Tatsächlich fällt ein direktes Licht vom 20. Juli vor 78 Jahren auf den Krieg in der Ukraine. Europa sähe anders aus, wäre Hitler in der Wolfsschanze getötet und das Naziregime gestürzt worden. Die Attentäter wollten das Recht wieder herstellen. Stattdessen konnte Stalin siegen und Russland seine Hegemonie in Osteuropa halten. Heute bedroht sein Apologet Putin die baltischen Staaten und die auf dem Balkan, hält Weißrussland unter seinem Diktat und versucht mit einem brutalen Krieg gegen die Zivilbevölkerung die Ukraine von der Landkarte zu fegen. Mit eindrucksvollen Reden wurde jetzt an der Hinrichtungsstelle der Widerständler gegen Hitler in Berlin-Plötzensee die Wirkung des 20. Juli für heute besprochen. Es wurden der Mut und die Zivilcourage gewürdigt, die nicht nur die Attentäter, sondern viele hundert Menschen einst dazu bewegt hatten, im Großen wie im Kleinen, der unmenschlichen Nazidiktatur zu widerstehen; als Beispiele für heute.

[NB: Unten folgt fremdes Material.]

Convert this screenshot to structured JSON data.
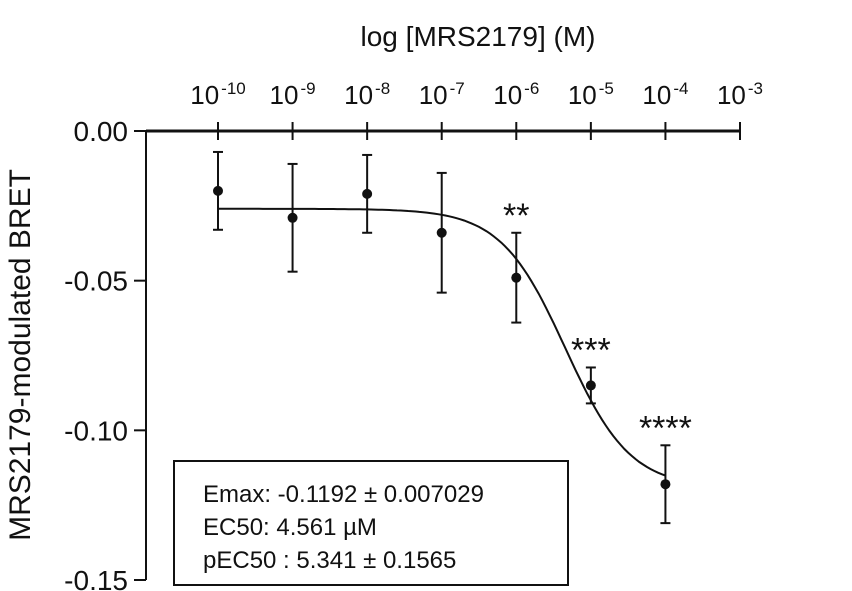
{
  "chart_data": {
    "type": "scatter",
    "xlabel": "log [MRS2179] (M)",
    "ylabel": "MRS2179-modulated BRET",
    "xscale": "log",
    "xlim": [
      -10,
      -3
    ],
    "ylim": [
      -0.15,
      0.0
    ],
    "x_ticks": [
      {
        "base": "10",
        "exp": "-10"
      },
      {
        "base": "10",
        "exp": "-9"
      },
      {
        "base": "10",
        "exp": "-8"
      },
      {
        "base": "10",
        "exp": "-7"
      },
      {
        "base": "10",
        "exp": "-6"
      },
      {
        "base": "10",
        "exp": "-5"
      },
      {
        "base": "10",
        "exp": "-4"
      },
      {
        "base": "10",
        "exp": "-3"
      }
    ],
    "y_ticks": [
      "0.00",
      "-0.05",
      "-0.10",
      "-0.15"
    ],
    "x_axis_position": "top",
    "grid": false,
    "points": [
      {
        "log_x": -10,
        "y": -0.02,
        "err": 0.013,
        "sig": ""
      },
      {
        "log_x": -9,
        "y": -0.029,
        "err": 0.018,
        "sig": ""
      },
      {
        "log_x": -8,
        "y": -0.021,
        "err": 0.013,
        "sig": ""
      },
      {
        "log_x": -7,
        "y": -0.034,
        "err": 0.02,
        "sig": ""
      },
      {
        "log_x": -6,
        "y": -0.049,
        "err": 0.015,
        "sig": "**"
      },
      {
        "log_x": -5,
        "y": -0.085,
        "err": 0.006,
        "sig": "***"
      },
      {
        "log_x": -4,
        "y": -0.118,
        "err": 0.013,
        "sig": "****"
      }
    ],
    "fit": {
      "bottom": -0.1192,
      "top": -0.026,
      "log_ec50": -5.341
    },
    "stats": [
      "Emax: -0.1192 ± 0.007029",
      "EC50: 4.561 µM",
      "pEC50 : 5.341 ± 0.1565"
    ]
  }
}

Das Wirken dieses Widerstands gegen jene Diktatur sollte heute die Politik und Gesellschaft auch daran erinnern, dass jeder Freiheitskampf seinen Preis hat. In Osteuropa kann er das Leben kosten. An jedem Tag sterben mehr als einhundert Ukrainer im blutigen Kampf, als Soldaten oder als Zivilisten. Viele tausend sitzen in Russland und Weißrussland als Kritiker der russischen „Spezialoperation“ in der Ukraine in Haft. Mit diesen Menschen sollten wir solidarisch sein, auch wenn dieser Freiheitskampf dort auch uns hier etwas kosten wird: wenn auch vielleicht nur (!) eine kältere Wohnung im kommenden Winter.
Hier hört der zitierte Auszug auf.